‘Caution’ album review
By Naomi Ambrose, Staff Writer
Mariah Carey’s latest 10-track album Caution (released on November 16) takes listeners on a music trip with stops to old and new R&B, rap, and, hip-hop towns.
With a song like “A No No,” Carey reminds us of the 1997 hit by Lil’ Kim, Lil Cease, and Notorious B.I.G., “Crush on You.” “A No No” mostly has the same general beat of “Crush on You” and also includes some lines from the chorus sung by Notorious B.I.G. in the latter song.
Then there’s “The Distance” with Ty Dolla $ign. Although the song features Ty Dolla $ign—a popular, current rapper—“The Distance” is slightly reminiscent of Tevin Campbell’s 1989 hit “Tomorrow (A Better You, Better Me).” The bass synth from “The Distance” sounds like a slightly faster version of the bass synth from Campbell’s song.

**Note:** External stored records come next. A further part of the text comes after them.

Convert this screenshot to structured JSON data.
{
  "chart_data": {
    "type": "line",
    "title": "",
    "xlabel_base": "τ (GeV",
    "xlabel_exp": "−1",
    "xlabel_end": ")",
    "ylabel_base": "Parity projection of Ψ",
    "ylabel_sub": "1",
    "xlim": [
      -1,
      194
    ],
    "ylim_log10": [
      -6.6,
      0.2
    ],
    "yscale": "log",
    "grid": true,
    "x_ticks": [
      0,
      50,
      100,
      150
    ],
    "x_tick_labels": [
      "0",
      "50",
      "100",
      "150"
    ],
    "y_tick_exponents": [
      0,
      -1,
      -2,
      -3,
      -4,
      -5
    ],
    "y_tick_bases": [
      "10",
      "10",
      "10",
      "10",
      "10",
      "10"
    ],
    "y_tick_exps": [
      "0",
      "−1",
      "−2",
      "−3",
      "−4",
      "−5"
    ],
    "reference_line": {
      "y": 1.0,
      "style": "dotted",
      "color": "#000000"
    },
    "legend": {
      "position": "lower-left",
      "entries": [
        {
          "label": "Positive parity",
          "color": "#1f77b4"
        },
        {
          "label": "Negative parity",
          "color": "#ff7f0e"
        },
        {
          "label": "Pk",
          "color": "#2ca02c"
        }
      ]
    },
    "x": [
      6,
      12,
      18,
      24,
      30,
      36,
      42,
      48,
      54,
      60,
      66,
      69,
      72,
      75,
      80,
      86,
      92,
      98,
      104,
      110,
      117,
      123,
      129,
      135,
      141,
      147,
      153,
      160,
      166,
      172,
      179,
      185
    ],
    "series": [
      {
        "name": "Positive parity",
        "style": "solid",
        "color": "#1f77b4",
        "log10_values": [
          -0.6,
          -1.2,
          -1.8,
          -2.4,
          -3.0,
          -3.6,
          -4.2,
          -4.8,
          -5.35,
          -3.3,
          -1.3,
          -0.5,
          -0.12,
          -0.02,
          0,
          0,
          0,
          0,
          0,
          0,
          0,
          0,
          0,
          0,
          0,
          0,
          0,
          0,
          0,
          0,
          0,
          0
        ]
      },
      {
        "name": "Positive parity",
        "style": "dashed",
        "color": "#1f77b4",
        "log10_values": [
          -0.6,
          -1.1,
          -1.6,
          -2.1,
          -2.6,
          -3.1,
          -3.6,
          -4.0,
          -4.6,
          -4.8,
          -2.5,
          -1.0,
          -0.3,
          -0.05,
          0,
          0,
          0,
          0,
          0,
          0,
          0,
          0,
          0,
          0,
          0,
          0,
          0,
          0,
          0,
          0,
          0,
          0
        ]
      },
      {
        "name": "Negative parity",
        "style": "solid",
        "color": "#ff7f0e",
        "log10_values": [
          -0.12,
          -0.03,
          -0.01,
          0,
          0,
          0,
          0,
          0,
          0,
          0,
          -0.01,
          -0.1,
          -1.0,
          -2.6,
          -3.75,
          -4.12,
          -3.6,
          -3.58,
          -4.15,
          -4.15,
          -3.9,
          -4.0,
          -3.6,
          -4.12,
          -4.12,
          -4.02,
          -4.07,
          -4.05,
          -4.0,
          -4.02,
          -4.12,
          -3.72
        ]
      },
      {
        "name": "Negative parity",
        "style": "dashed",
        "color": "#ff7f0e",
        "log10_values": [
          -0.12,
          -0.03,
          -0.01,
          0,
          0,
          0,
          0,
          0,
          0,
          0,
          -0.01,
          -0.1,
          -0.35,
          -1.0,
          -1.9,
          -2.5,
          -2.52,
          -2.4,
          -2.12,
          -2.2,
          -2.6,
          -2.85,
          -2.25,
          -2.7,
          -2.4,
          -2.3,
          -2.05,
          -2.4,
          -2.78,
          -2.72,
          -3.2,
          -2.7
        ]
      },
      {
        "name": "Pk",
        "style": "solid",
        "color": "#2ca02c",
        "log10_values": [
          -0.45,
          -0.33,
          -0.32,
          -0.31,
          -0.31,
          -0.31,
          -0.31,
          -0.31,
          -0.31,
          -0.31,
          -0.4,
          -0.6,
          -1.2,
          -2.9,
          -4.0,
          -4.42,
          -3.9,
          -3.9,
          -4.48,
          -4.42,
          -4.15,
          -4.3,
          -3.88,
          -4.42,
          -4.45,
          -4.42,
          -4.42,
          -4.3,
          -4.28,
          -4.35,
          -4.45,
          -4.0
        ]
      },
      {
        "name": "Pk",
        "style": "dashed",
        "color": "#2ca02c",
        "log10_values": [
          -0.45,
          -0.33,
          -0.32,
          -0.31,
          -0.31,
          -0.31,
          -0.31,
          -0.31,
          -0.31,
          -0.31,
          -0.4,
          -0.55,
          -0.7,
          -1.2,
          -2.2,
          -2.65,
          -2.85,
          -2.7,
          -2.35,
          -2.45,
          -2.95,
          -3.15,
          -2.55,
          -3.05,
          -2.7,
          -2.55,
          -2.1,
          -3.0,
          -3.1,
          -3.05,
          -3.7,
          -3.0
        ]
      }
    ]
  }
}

Caution’s tribute to the early days of hip hop is also evident in “Giving Me Life.” Veteran rapper Slick Rick mostly lends his vocals to the track in the third verse. “Reminisce, wannabe, huh?” raps Slick Rick in a line that could be interpreted as an attempt to remember R&B, rap, and, hip-hop music from the late 1980s to the early 2000s.
Apart from taking listeners and fans back to the early days of music, some songs from Caution join the long list of songs with a finger snap beat. Take a listen to “With You” and “One Mo’ Gen” to hear it.
And of course, what’s a Mariah Carey album without hearing her hitting her famous whistle register? “8th Grade” incorporates a unique version of Carey’s high notes. Close to three minutes and 55 seconds into the song, you can hear Carey’s subtle yet powerful whistles. Carey also uses her whistles in “With You” close to the end of the song.
Caution is Carey’s attempt to remind us that she’s still cool. Stereotypes often tell us that cool people use swear words, modern day slang words, and acronyms. “GTFO”, the first track on Caution, sets the tone to introduce Carey’s coolness and her clever use of acronyms and profanity. Carey quietly sings the definition of “GTFO” in the chorus. Listeners will have to listen to the lines very closely to hear the meaning of the acronym.
Later in the album, listeners can tune in to the innuendo-filled “One Mo’ Gen.” Perhaps Carey felt that the phrase “one more time” was too cliché. I imagine she thought her fans were yearning for a cool way to tell their partner or partners that they want some more love and intimacy once again.
For those who’d love an album with a mix of old and new R&B and hip-hop hooks, Caution will be a musical delight. Caution will also a be a treat if you’re a fan of Carey’s vocals. Otherwise, if you desire to be taken on a musical and emotional journey by an artist who sings about the different emotions we often experience when we’re in relationships and when we’re just trying to be human, Caution would be worth a listen.